The suggestion for `#[wrapping] might make sense for annotating a bit of code that is performance critical. But, for the more general case of trying to do wrapping math, I think its awkward. Just because I want 51% of the math operations in a function to be wrapping, doesn’t mean that I want the remaining 49% to have that behavior as well. Its also a kind of “spooky action at a distance” - I can’t just look at the operation being performed to see whats happening, I also have to look at the function declaration. Its basically declaring a new subset of Rust that some functions can opt into but others won’t. It may solve some ergonomic issues, but, I think it will introduce much bigger, more profound ones.

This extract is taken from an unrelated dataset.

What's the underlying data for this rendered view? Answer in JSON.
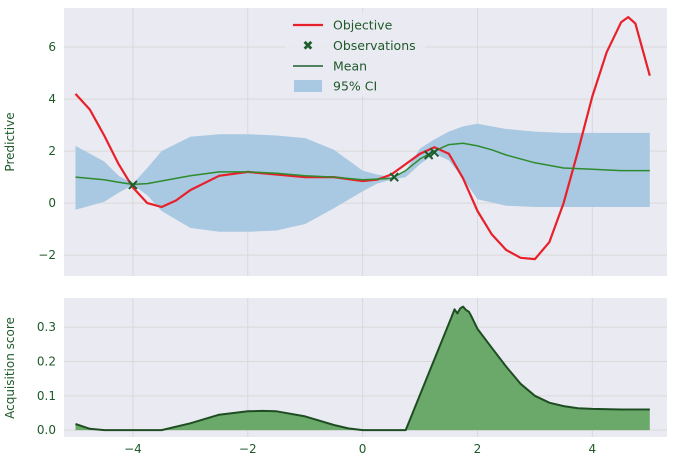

So, I described it as the “wrapocalypse” - but, the end result of all that work is that now Rust-Crypto is much better - if you read through the code, it is explicitly clear which operations wrap and which don’t. This is a huge win. But, I think there is too much focus on “how can we make newtypes work” - I don’t think they can. wrapping_{add,sub,mul} is not especially ergonomic, but, even in a code base that makes unusually high use of wrapping operations, I’d say that the transition to these operations was a big win. I think the solution to the ergonomic problem is to treat the wrapping ops as distinct ops - give them their own operations ala Swift. It fixes all of the ergonomic issues (in my opinion) while keeping the code clear and not inflicting wrapping math on operations that shouldn’t be wrapping just because they happen to be located in a function that is doing lots of wrapping math.

10 Likes

It fixes all these problems for wrapping operations. While wrapping operations certainly are common, I worry that we "close the door" for other operations that should be implemented, e.g. my example from above, if you want to implement one's-complement arithmetic for dealing with IP headers.

1 Like

How about allowing arbitrary operators? Define a set of symbols +-/*%^.= that can be combined in any manner to create a new operator. To implement an operator, one needs to define a new trait that works with that operator.

#[operator="+%"]
trait BinaryOperator {
    type RHS;
    type Result;
    #[operator_fn]
    fn wrapping_add(lhs: Self, rhs: RHS) -> Result;
}
2 Likes

I think this is the crux of your argument, but I have to somewhat disagree: a type representing an odometer should never use non-wrapping operations. (To make this more targeted to the domains Rust is interested in, instead of odometer, think TimeInMilliseconds: u16, in which you're interested in the difference between two times, but allow that the time can wrap around pretty quickly.) A type-system is for statically declaring what operations make sense against which types of data, so an odometer-reading type should be prevented at the type-level from using non-wrapping operations. Most numbers should never use the wrapping operations, and the type-system should enforce this, too. Crypto is the special case, in that it should support both types of operations at once, and you've used the correct way of representing that (by naming the operations differently, rather than the types).

I understand that this means there are ergonomic issues with converting types between different arithmetic semantics. Those should be solved. It is, IMO, a general problem that Vec[NewType<T>] cannot be safely-and-explicitly casted to Vec[T], and there should be a general solution to that problem.